How we view problems shapes the environment we create for our teams

It may seem like the opposite of assuming positive intent is to question every intention, but it’s not. I would argue that both assuming positive intent, and its inverse of relentlessly questioning intent, are two sides of the same paradigm that need replaced.

Both assuming positive intent, and its inherent inverse of questioning intent, are rooted in approaching problems as execution problems. When we view everything - communication issues, performance issues, organizational issues - as execution problems, we create environments that lack psychological safety. 

Put simply:

Psychological safety is an environment where teams and employees feel safe to take risks and be vulnerable with each other.

Amy Edmondson pioneered this concept, and wrote a wonderful book laying out how to create psychological safety in our organizations. Google’s research also found that psychological safety is the number one trait of effective teams (they researched over 300 teams to inform their conclusion). Viewing things through the lens of an execution problem makes everything about the individual person’s performance rather than the organizational dynamics at play contributing to that individual’s performance. Because of this, environments that view issues as execution problems, platitudes like “assume positive intent” spread in an attempt to address the issue topically without getting to the root of the issues.

A better way forward

Rather than view issues as execution problems, the better way forward is to view issues through the lens of learning problems. When we approach issues as learning problems, our organizations are able to address the myriad problems requiring our attention and effort in a healthier, more productive way. 
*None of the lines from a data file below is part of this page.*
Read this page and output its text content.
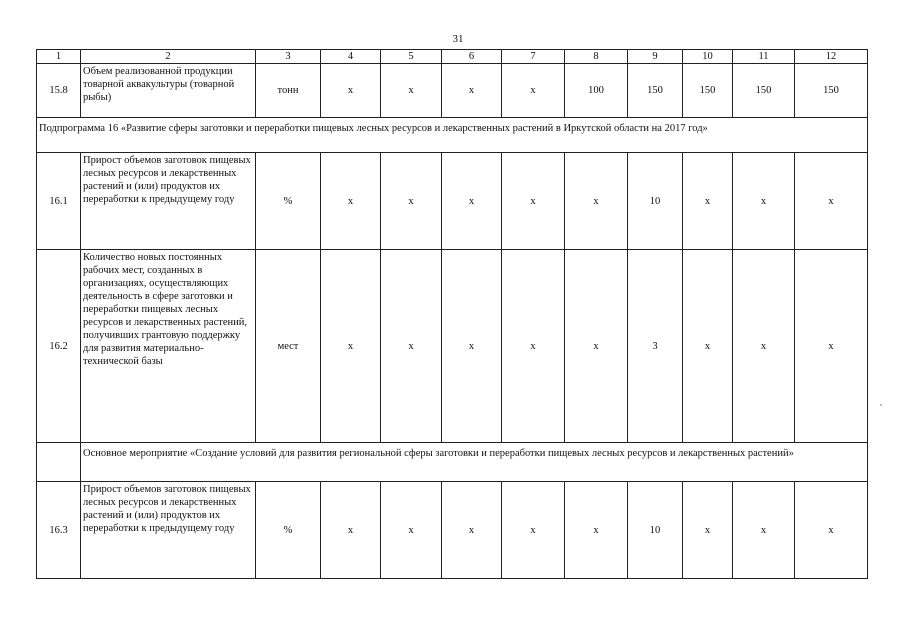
31
1	2	3	4	5	6	7	8	9	10	11	12
15.8	Объем реализованной продукции товарной аквакультуры (товарной рыбы)	тонн	x	x	x	x	100	150	150	150	150
Подпрограмма 16 «Развитие сферы заготовки и переработки пищевых лесных ресурсов и лекарственных растений в Иркутской области на 2017 год»											
16.1	Прирост объемов заготовок пищевых лесных ресурсов и лекарственных растений и (или) продуктов их переработки к предыдущему году	%	x	x	x	x	x	10	x	x	x
16.2	Количество новых постоянных рабочих мест, созданных в организациях, осуществляющих деятельность в сфере заготовки и переработки пищевых лесных ресурсов и лекарственных растений, получивших грантовую поддержку для развития материально-технической базы	мест	x	x	x	x	x	3	x	x	x
	Основное мероприятие «Создание условий для развития региональной сферы заготовки и переработки пищевых лесных ресурсов и лекарственных растений»										
16.3	Прирост объемов заготовок пищевых лесных ресурсов и лекарственных растений и (или) продуктов их переработки к предыдущему году	%	x	x	x	x	x	10	x	x	x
Interpersonal conflicts, missed deadlines, poor production, projects not meeting expectations, name any problem. When we choose to see each of these things as opportunities to learn, grow, and become better, our organizations improve because we remove the threat of personal attribution (and therefore the threat of “being on the chopping block”) and instead take a step back to address circumstances, environments, and dynamics creating those problems.
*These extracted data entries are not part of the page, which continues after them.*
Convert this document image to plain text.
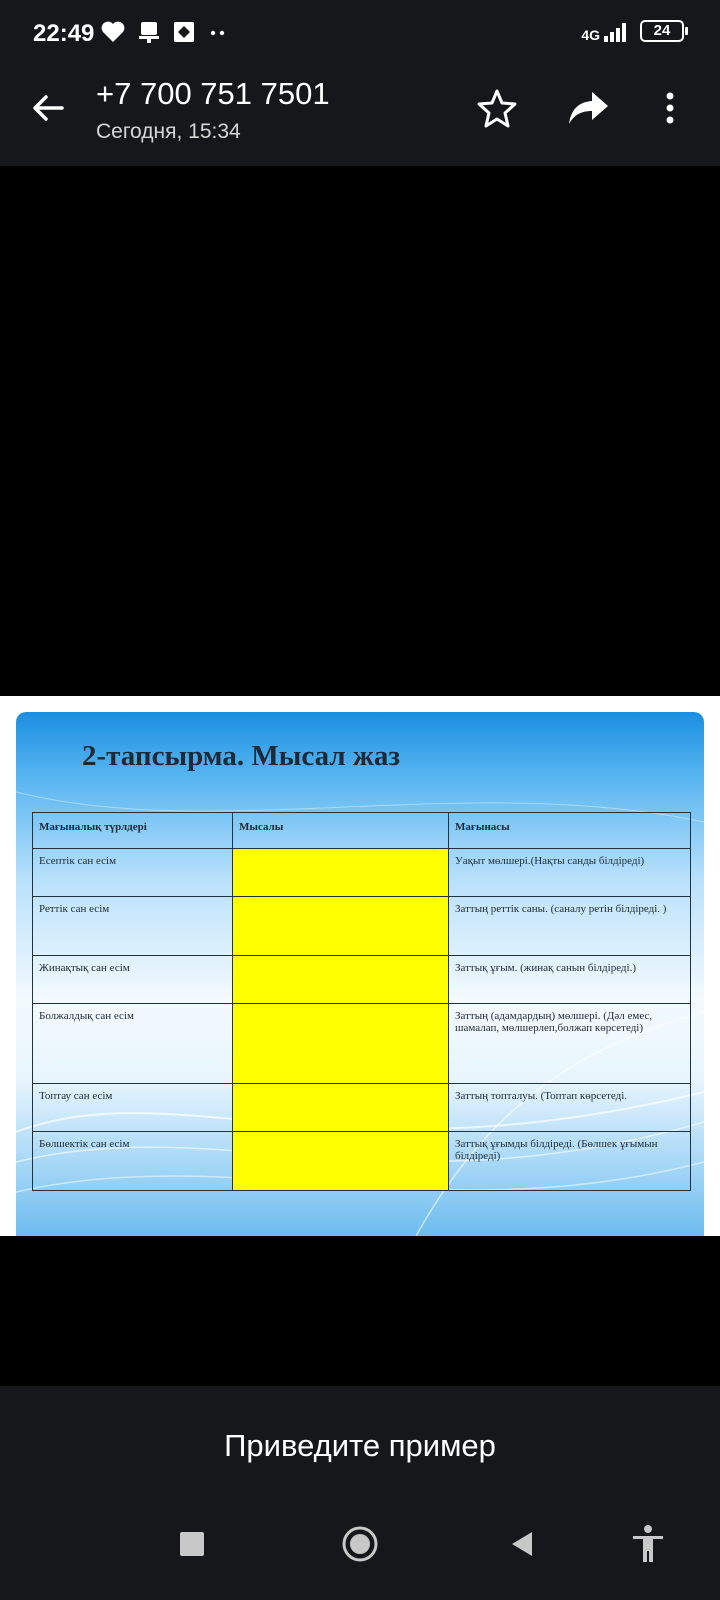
22:49	4G	24
+7 700 751 7501
Сегодня, 15:34
2-тапсырма. Мысал жаз
Мағыналық түрлдері	Мысалы	Мағынасы
Есептік сан есім		Уақыт мөлшері.(Нақты санды білдіреді)
Реттік сан есім		Заттың реттік саны. (саналу ретін білдіреді. )
Жинақтық сан есім		Заттық ұғым. (жинақ санын білдіреді.)
Болжалдық сан есім		Заттың (адамдардың) мөлшері. (Дәл емес, шамалап, мөлшерлеп,болжап көрсетеді)
Топтау сан есім		Заттың топталуы. (Топтап көрсетеді.
Бөлшектік сан есім		Заттық ұғымды білдіреді. (Бөлшек ұғымын білдіреді)
Приведите пример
Viewing things as learning problems rather than execution problems is:

  • The difference between a manager asking an employee why a project wasn’t done right, and a manager apologizing for not making expectations clear before owning miscommunications and creating new expectations together alongside the employee

  • The difference between a company letting an unhappy but valuable employee quit, and a company unwinding the issues leading to that employee’s unhappiness to understand what went wrong and how to make changes where possible to retain them

  • The difference between a leader telling a teammate “you didn’t do what I asked” and a leader asking a teammate about their current work/stress load and how they can assist in helping prioritize their projects to ensure success

It’s all about understanding

When we view the inevitable issues that arise in our work as learning problems instead of execution problems, we not only address problems in a healthier way, we actually solve them better. We are able to ask difficult questions, look at things in new ways to reach novel solutions, and reach a place of understanding. Rather than the bandaid of assuming positive intent that restricts real communication, leaning into learning and solving problems helps us know our work and people on a deeper level. In a fully remote environment, understanding is what we need more than ever. 

To be clear, this is much more difficult work that requires leaders to not rely on their titles and authority structures to get things done, but instead requires relationship, empowerment, and authenticity. Basically, leadership.